Aside

I would blog more, but my mother makes me self-conscious

I was teaching 8th grade the infinitive the other day, and we started off with a dialogue between Yamamoto sensei and myself.

“Hannah sensei, in the future, what do you want TO BE?”

“I want TO BE a travel writer!”

“Oh, really? What is a travel writer?”

“A travel writer is someone who travels all over the world and writes about what they see and do.”

“Why do you want TO BE a travel writer?”

“Because I love TO TRAVEL and I love TO WRITE.”

I’ll leave out the rest of the dialogue, because it covers me wanting to ride a camel, drink champagne and marry Johnny Depp, but it really got me thinking.

Travel writing has always seemed like kind of a fantasy; much like being a fairy princess, meeting Shakespeare and marrying Johnny Depp. However, unlike reality, death and an existing wife, there is nothing actually standing in my way of travel writing.

Seems like the only thing holding me back is me.

Recently, I’ve been so busy practising the travel side of that dream that I haven’t actually sat myself down and forced myself to work on the writing side, which is the bit which takes real discipline.

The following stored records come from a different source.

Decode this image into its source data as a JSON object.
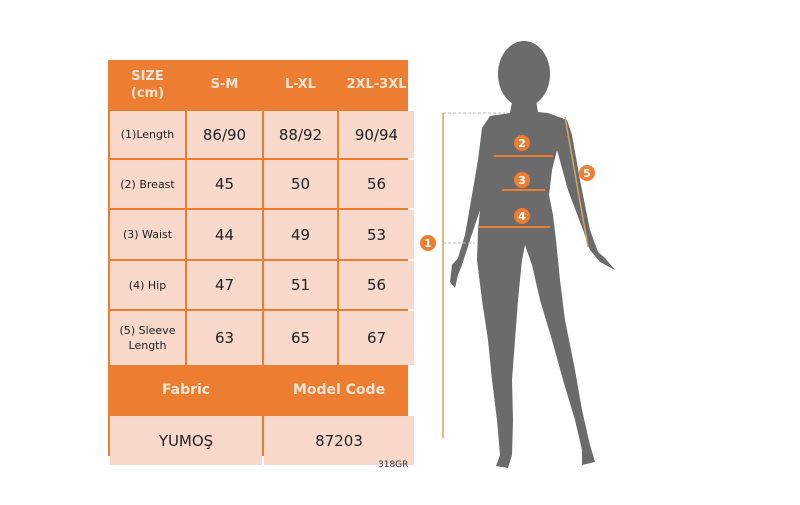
{
  "size_table": {
    "header": [
      "SIZE\n(cm)",
      "S-M",
      "L-XL",
      "2XL-3XL"
    ],
    "rows": [
      {
        "label": "(1)Length",
        "values": [
          "86/90",
          "88/92",
          "90/94"
        ]
      },
      {
        "label": "(2) Breast",
        "values": [
          "45",
          "50",
          "56"
        ]
      },
      {
        "label": "(3) Waist",
        "values": [
          "44",
          "49",
          "53"
        ]
      },
      {
        "label": "(4) Hip",
        "values": [
          "47",
          "51",
          "56"
        ]
      },
      {
        "label": "(5) Sleeve Length",
        "values": [
          "63",
          "65",
          "67"
        ]
      }
    ],
    "footer_headers": [
      "Fabric",
      "Model Code"
    ],
    "footer_values": [
      "YUMOŞ",
      "87203"
    ]
  },
  "image_code": "318GR",
  "figure": {
    "markers": [
      "1",
      "2",
      "3",
      "4",
      "5"
    ]
  },
  "colors": {
    "accent": "#ed7d31",
    "cell": "#f8d9cc",
    "silhouette": "#6b6b6b",
    "guide": "#d8a35a"
  }
}
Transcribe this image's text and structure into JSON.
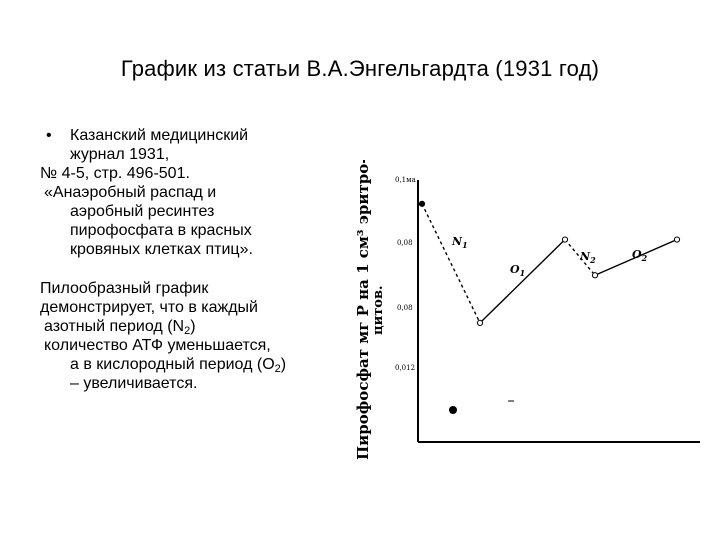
{
  "slide": {
    "title": "График из статьи В.А.Энгельгардта (1931 год)",
    "bullet_symbol": "•",
    "citation": {
      "line1": "Казанский медицинский",
      "line2": "журнал 1931,",
      "line3": "№ 4-5, стр. 496-501.",
      "line4": "«Анаэробный распад и",
      "line5": "аэробный ресинтез",
      "line6": "пирофосфата в красных",
      "line7": "кровяных клетках птиц»."
    },
    "description": {
      "line1": "Пилообразный график",
      "line2": "демонстрирует, что в каждый",
      "line3_pre": "азотный период (N",
      "line3_sub": "2",
      "line3_post": ")",
      "line4": "количество АТФ уменьшается,",
      "line5_pre": "а в кислородный период (O",
      "line5_sub": "2",
      "line5_post": ")",
      "line6": "– увеличивается."
    }
  },
  "figure": {
    "ylabel": "Пирофосфат мг P на 1 см³ эритро-",
    "ylabel2": "цитов.",
    "y_ticks": [
      "0,1ма",
      "0,08",
      "0,08",
      "0,012"
    ],
    "x_ticks": [
      "",
      "",
      "",
      "",
      ""
    ],
    "segment_labels": [
      "N",
      "O",
      "N",
      "O"
    ],
    "segment_subs": [
      "1",
      "1",
      "2",
      "2"
    ]
  },
  "chart_data": {
    "type": "line",
    "x": [
      0,
      1,
      2,
      3,
      4
    ],
    "series": [
      {
        "values": [
          0.1,
          0.05,
          0.085,
          0.07,
          0.085
        ]
      }
    ]
  }
}
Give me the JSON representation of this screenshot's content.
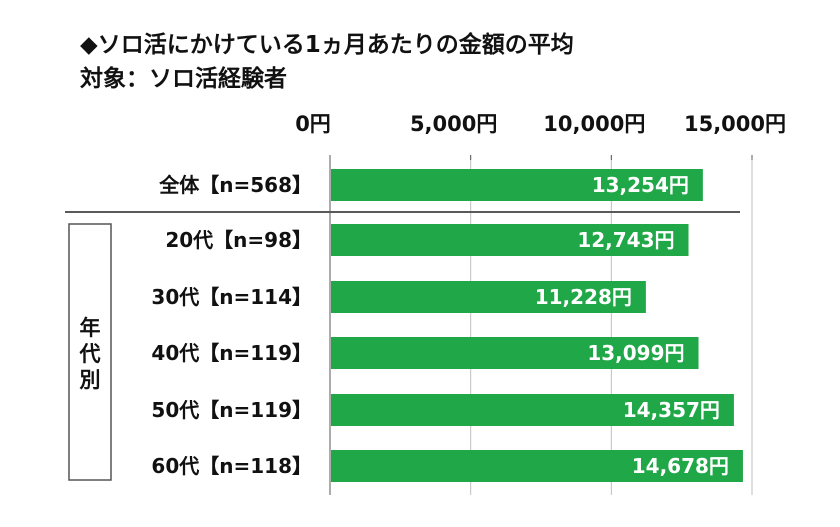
{
  "title": {
    "line1": "◆ソロ活にかけている1ヵ月あたりの金額の平均",
    "line2": "対象：ソロ活経験者"
  },
  "group_label": "年代別",
  "colors": {
    "bar": "#1fa748",
    "grid": "#bfbfbf",
    "axis": "#595959",
    "box": "#555555"
  },
  "chart_data": {
    "type": "bar",
    "orientation": "horizontal",
    "title": "ソロ活にかけている1ヵ月あたりの金額の平均",
    "subtitle": "対象：ソロ活経験者",
    "categories": [
      "全体【n=568】",
      "20代【n=98】",
      "30代【n=114】",
      "40代【n=119】",
      "50代【n=119】",
      "60代【n=118】"
    ],
    "values": [
      13254,
      12743,
      11228,
      13099,
      14357,
      14678
    ],
    "value_labels": [
      "13,254円",
      "12,743円",
      "11,228円",
      "13,099円",
      "14,357円",
      "14,678円"
    ],
    "xlim": [
      0,
      15000
    ],
    "tick_values": [
      0,
      5000,
      10000,
      15000
    ],
    "tick_labels": [
      "0円",
      "5,000円",
      "10,000円",
      "15,000円"
    ],
    "grid": true,
    "legend": "none"
  }
}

If I were going to be honest I would say that I was being lazy.

I don’t plan my life very far into the future. I always have these grand, vague plans of what life after JET will be like, but I don’t really commit to any of these ideas. 

Hell, I don’t usually know what I’m going to do until I’m actually doing it. I ate half a piece of toast this morning before I decided that was what I was having for breakfast.

Generally, I’m okay with this. I love the way I live my life. I don’t know if travel writing is actually what I want to do and JET has been good enough to give me another few years to avoid commitment, so I don’t necessarily have to plan anything right now (though preempting toast-eating might be a good idea).

But if for no other reason than that I actually do enjoy writing, it’s time to kick myself back into gear and start blogging again.